Entretanto, o mundo propriamente humano traz em si qualquer coisa de maior, não se reduzindo completamente ao natural ou biológico. Assim, o tempo, para o homem, não pode ser confundido simplesmente com o tempo cronológico, cuja medida se faz pelo movimento da Terra em torno de si mesma e do sol. Há um tempo propriamente humano, que podemos chamar de "psicológico" (de psiqué: alma). De acordo com ele, uma hora pode significar um dia, ou um dia, uma hora. Isto é: entre eles, não há equivalência necessária. O homem vive, antes de tudo, da intensidade das suas experiências, as quais não se deixam aprisionar por um cálculo matemático. O tempo humano transcorre na mesma proporção em que mudam as vivências do espírito, e quanto mais uma experiência vivida está arraigada na alma, em maior medida portará consigo um selo de eternidade. É nesse sentido que se diz que o amor é eterno, porque, dada a sua intensidade na alma de quem o vive, conseguirá de alguma maneira subtrair-se às vicissitudes do que escorre.
O fim e o início de um ano fazem parte do tempo do homem, não tanto da cronologia que computa uma coisa depois da outra, sem dar-se conta da qualidade que muda. O tempo cronológico se mede pela quantidade, mas o tempo psicológico tem a ver com a qualidade. Como o começo de um novo ano é um momento simbólico, construído por uma atividade propriamente humana, como é a cultura, a sua incidência atinge o tempo do homem e mexe com a qualidade do seu estender-se na história, convidando-o a olhar para a caminhada já percorrida e para aquela que o seu projeto lhe propõe a percorrer ainda.

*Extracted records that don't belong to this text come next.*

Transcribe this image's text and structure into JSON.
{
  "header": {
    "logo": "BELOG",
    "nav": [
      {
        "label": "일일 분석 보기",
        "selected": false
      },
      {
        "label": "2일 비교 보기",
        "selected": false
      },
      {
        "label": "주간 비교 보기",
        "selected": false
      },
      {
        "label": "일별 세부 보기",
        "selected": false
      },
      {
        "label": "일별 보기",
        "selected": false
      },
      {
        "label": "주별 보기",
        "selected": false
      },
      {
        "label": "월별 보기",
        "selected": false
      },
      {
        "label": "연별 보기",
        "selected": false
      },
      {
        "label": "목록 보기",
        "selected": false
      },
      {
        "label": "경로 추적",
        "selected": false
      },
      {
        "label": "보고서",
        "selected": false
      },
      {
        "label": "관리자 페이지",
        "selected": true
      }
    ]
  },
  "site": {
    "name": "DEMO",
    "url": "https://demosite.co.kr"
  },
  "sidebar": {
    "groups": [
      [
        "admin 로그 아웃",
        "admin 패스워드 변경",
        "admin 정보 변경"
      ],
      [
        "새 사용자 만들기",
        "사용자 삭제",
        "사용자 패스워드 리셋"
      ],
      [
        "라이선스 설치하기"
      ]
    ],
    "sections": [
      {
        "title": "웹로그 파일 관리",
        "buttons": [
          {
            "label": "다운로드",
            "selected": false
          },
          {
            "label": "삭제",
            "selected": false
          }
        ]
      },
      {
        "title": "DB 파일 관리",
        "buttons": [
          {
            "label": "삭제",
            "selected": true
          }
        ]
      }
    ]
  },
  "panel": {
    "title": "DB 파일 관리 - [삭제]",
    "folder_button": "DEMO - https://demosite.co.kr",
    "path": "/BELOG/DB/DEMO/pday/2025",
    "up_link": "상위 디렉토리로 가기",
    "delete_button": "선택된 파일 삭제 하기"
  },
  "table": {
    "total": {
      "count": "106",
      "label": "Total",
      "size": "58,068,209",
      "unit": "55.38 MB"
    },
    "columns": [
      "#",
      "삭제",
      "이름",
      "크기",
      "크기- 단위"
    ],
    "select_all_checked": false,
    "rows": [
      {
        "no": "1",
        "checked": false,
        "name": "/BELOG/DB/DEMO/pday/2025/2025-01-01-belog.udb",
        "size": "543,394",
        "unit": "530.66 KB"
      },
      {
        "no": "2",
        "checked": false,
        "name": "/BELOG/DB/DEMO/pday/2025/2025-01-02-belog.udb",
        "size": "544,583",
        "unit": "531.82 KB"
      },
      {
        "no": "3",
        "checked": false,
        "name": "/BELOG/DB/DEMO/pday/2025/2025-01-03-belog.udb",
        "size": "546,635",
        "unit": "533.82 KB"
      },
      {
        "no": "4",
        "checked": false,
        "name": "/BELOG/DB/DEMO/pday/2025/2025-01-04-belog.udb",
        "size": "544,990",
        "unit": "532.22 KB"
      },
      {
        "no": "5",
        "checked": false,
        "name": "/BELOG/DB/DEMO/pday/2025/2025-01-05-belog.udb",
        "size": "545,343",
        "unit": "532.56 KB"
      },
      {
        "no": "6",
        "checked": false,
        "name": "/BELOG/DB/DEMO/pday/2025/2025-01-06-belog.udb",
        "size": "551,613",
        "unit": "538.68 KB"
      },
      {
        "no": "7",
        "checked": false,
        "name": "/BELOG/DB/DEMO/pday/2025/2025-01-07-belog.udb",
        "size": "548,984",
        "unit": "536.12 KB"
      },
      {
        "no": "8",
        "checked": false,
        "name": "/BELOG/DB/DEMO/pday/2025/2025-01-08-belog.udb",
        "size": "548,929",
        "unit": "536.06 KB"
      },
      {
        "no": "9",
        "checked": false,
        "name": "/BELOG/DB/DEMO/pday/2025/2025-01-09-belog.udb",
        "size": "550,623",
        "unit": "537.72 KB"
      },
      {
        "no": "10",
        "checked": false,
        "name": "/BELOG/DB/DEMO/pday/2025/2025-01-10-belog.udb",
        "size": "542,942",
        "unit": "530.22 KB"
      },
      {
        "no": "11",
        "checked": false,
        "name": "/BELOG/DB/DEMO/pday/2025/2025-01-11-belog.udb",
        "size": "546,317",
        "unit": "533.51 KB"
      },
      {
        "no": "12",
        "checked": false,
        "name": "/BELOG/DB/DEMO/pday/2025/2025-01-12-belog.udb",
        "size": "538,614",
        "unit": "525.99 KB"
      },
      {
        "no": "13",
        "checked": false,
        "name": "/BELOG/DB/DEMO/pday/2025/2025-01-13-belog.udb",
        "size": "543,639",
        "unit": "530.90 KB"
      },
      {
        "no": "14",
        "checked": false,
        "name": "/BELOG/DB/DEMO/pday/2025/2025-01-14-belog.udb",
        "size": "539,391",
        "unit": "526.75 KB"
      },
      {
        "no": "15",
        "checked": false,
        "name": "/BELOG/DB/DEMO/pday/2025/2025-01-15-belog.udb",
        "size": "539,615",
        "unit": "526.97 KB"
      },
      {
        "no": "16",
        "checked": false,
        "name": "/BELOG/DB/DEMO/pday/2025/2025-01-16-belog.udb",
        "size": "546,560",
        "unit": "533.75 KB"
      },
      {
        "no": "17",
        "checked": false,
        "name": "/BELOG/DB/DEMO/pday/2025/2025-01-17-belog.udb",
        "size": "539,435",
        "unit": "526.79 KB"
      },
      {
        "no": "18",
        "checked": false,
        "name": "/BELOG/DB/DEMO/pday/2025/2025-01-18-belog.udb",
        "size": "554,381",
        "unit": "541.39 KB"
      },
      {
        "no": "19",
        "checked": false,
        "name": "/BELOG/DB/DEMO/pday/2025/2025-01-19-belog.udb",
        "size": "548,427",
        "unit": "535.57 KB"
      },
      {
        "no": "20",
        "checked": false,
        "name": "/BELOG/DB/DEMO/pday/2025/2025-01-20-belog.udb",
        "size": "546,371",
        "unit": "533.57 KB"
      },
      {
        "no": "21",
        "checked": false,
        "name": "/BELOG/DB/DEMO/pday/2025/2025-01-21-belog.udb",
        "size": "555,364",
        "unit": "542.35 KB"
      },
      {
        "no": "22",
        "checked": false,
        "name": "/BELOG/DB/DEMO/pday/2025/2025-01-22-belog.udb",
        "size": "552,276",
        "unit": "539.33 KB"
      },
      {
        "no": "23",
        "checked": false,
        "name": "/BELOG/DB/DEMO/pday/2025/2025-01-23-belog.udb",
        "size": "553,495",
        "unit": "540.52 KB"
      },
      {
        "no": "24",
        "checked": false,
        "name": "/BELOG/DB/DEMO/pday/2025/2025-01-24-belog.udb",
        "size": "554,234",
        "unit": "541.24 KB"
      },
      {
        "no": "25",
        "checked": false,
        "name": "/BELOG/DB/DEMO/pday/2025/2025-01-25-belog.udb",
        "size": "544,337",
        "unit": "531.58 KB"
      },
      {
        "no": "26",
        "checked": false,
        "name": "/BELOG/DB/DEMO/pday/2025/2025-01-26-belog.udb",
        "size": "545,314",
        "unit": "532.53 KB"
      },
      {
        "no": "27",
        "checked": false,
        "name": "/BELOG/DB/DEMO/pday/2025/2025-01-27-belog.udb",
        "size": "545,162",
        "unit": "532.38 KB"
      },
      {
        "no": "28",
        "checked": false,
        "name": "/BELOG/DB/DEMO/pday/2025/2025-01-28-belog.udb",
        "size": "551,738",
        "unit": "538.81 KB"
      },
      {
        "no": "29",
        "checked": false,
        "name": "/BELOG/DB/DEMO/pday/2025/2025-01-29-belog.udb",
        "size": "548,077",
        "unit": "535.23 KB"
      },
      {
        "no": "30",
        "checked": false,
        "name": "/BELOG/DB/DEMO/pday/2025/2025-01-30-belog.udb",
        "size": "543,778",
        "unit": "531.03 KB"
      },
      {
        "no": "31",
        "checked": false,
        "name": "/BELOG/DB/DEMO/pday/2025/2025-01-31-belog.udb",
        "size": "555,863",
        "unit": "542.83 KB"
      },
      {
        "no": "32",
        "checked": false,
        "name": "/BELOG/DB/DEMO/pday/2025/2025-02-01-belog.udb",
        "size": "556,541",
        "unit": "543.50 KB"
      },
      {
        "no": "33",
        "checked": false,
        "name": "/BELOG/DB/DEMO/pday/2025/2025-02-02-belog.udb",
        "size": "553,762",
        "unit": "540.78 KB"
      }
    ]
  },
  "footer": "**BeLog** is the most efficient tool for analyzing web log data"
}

Consciente do significado humano da mudança de ano, desejamos a todos que os passos que se venham a fazer em 2013 sejam marcados pela esperança, essa virtude sem a qual o homem não é homem. Saibamos cultivar o que há de humano em nós, como a amizade, a solidariedade, a partilha, o perdão, a contemplação, a atenção, a relação com a transcendência... Não nos dobremos diante de um mundo que talvez queira fazer de nós máquinas eficientes, mas apenas máquinas, privadas do desafio e da alegria do ser e do viver propriamente humano. Feliz ano novo!